Rektor UIN Sunan Gunung Djati Bandung, Mahmud enggan memberikan komentar terkait riset terbaru Setara Institute tersebut, saat dihubungi wartawan Tirto, Senin (1/7/2019).
Mahmud mengklaim sudah mendapatkan informasi terkait riset tersebut, namun perlu dikaji dan dipelajari terlebih dahulu untuk direspons ke publik.
Dinilai Bukan Masalah
Mahasiswa semester 8 jurusan Ilmu Al-Quran dan Tafsir, Fakultas Ushuludin, UIN Bandung, Yosep Sohih Nadir menilai tak ada yang salah dari pemegang prinsip fundamentalisme dalam beragama.
Ia menilai, jika fundamentalisme beragama Islam kerap dikaitkan dengan kekentalan beragama, ingin menerapkan syariat Islam, hingga setuju dengan khilafah dan syariat, itu bukan menjadi sebuah masalah.
"Tapi terkadang diksi 'fundamentalisme', 'moderat', 'fanatisme', itu, kan, hasil dari pembentukan opini media dan kelompok-kelompok tertentu yang ingin menyudutkan Islam, padahal Islam, ya, cuma satu," kata Yosep saat dihubungi reporter Tirto, Senin (1/7/2019).
Yosep mengaku tak mempermasalahkan riset terbaru Setara Institute secara metodologis. Namun ia mempertanyakan untuk apa membangun opini seperti itu. "Untuk menyudutkan Islam?" tanya dia.
Komentar serupa disampaikan Thohirin, mahasiswa semester 14, jurusan Ilmu Al-Quran dan Tafsir, UIN Jakarta. Ia menilai fundamentalisme tak bisa selalu dipandang negatif. Sebab, kata Thohirin, fundamentalisme dalam beragama tak sama dengan intoleransi beragama.
"Selama tidak melarang dan menghalangi kepercayaan agama lain, tak ada masalah dengan fundamentalisme dalam pengertian ini," kata Thohirin, Senin (1/7/2019).
Thohirin mengklaim tak pernah sekalipun menyaksikan model-model beragama yang intoleran dan eksklusif selama kuliah di UIN Jakarta. Bahkan, ia mengatakan fakultas tempatnya kuliah kerap mengadakan dialog dengan penganut kepercayaan agama lain.
"Itu bagian dari upaya kami tetap bisa hidup berdampingan dengan yang bukan Islam," ujarnya.
Thohirin menilai pada prinsipnya tak ada yang salah dengan fundamentalisme dalam beragama.
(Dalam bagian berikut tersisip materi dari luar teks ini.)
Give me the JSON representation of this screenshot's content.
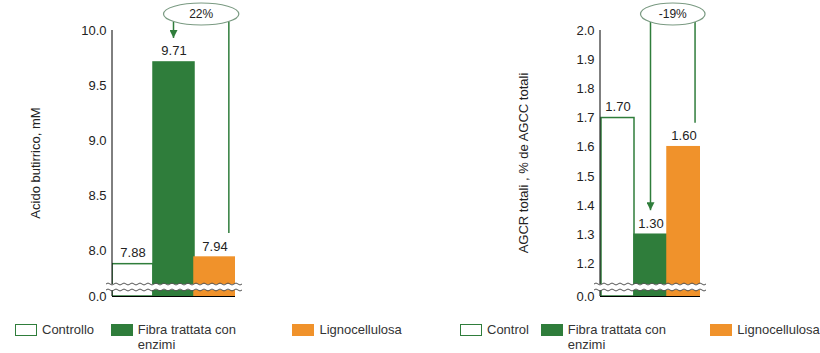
{
  "chart_data": [
    {
      "type": "bar",
      "y_label": "Acido butirrico, mM",
      "categories": [
        "Controllo",
        "Fibra trattata con enzimi",
        "Lignocellulosa"
      ],
      "values": [
        7.88,
        9.71,
        7.94
      ],
      "colors": [
        "#ffffff",
        "#2f7d3b",
        "#f0922b"
      ],
      "ylim": [
        0,
        10
      ],
      "yticks": [
        {
          "value": 0,
          "label": "0.0"
        },
        {
          "value": 8,
          "label": "8.0"
        },
        8.5,
        {
          "value": 9,
          "label": "9.0"
        },
        9.5,
        {
          "value": 10,
          "label": "10.0"
        }
      ],
      "data_labels": true,
      "legend": "bottom",
      "tick_labels": "y",
      "annotations": [
        "22%"
      ]
    },
    {
      "type": "bar",
      "y_label": "AGCR totali , % de AGCC totali",
      "categories": [
        "Control",
        "Fibra trattata con enzimi",
        "Lignocellulosa"
      ],
      "values": [
        1.7,
        1.3,
        1.6
      ],
      "value_labels": [
        "1.70",
        "1.30",
        "1.60"
      ],
      "colors": [
        "#ffffff",
        "#2f7d3b",
        "#f0922b"
      ],
      "ylim": [
        0,
        2
      ],
      "yticks": [
        {
          "value": 0,
          "label": "0.0"
        },
        1.2,
        1.3,
        1.4,
        1.5,
        1.6,
        1.7,
        1.8,
        1.9,
        {
          "value": 2,
          "label": "2.0"
        }
      ],
      "data_labels": true,
      "legend": "bottom",
      "tick_labels": "y",
      "annotations": [
        "-19%"
      ]
    }
  ]
}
Menurut dia, yang menjadi persoalan adalah ketika praktik beragama diiringi bentuk intoleransi.
"Kalau kita menganggap bahwa cara beragama kita yang paling toleran, mestinya kita juga bisa toleran dengan siapapun: termasuk mereka yang beragama dengan fundamental," ujar Thohirin.
"Seharusnya kita juga tidak mudah [memberi tafsir saat] melihat model beragama orang lain dengan simbol: cadar, celana cingkrang, dan sebagainya, kalau kita sebut simbol fundamentalisme," pungkasnya.